Divine healing proponents look to Isaiah 53:4,5 as proof that healing is to be included in the atonement. Indeed, almost all of the faith teachers appeal to this passage. The NIV rendering of the passage in question is as follows: “Surely he took up our infirmities and carried our sorrows, yet we considered him stricken by God, smitten by him, and afflicted. But he was pierced for our transgressions, he was crushed for our iniquities; the punishment that brought us peace was upon him, and by his wounds we are healed.”

Can a full-blown theology of healing be developed from this passage? Are those who argue for such an interpretation correct? Just how are we to understand the healing elements of Is. 53? Let’s consider this last question. Gordon Fee puts it this way:

“The Isaiah passage itself is ambiguous; it is clearly a metaphor for salvation, but in the prophetic tradition such salvation also included the healing of the people’s wounds incurred in their judgment.
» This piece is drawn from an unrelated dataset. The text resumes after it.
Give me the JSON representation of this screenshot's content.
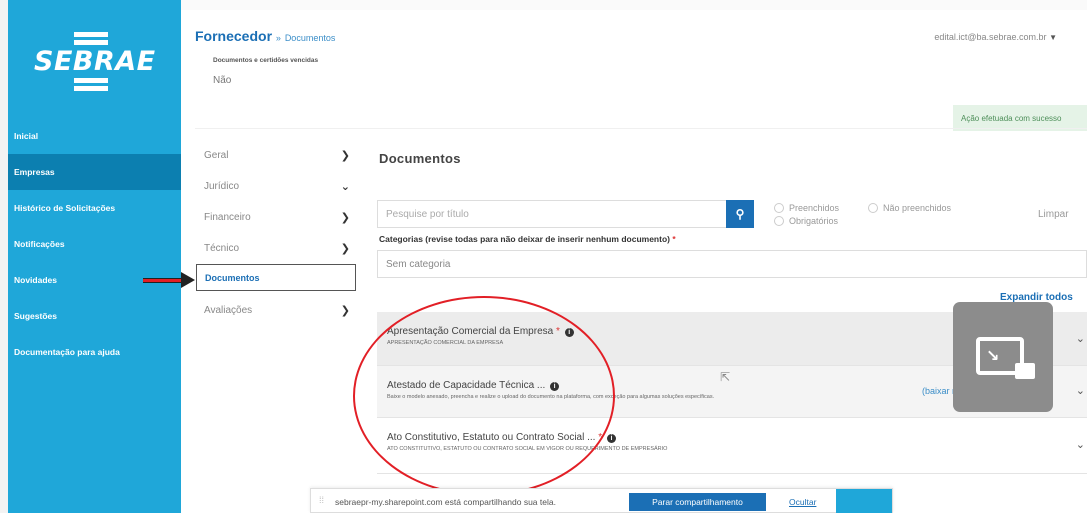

Thus in the NT this passage is understood both as a metaphor for salvation (1 Pet. 2:24) and as a promise of physical healing (Matt. 8:17).

As R.T. France reminds us, in “many OT texts healing and forgiveness are so closely related that it is hard to tell whether the language of healing is meant to be understood of physical illness or metaphorically for restored spiritual health (e.g., Pss. 41:4; 103:3; Is 53:4-6)”.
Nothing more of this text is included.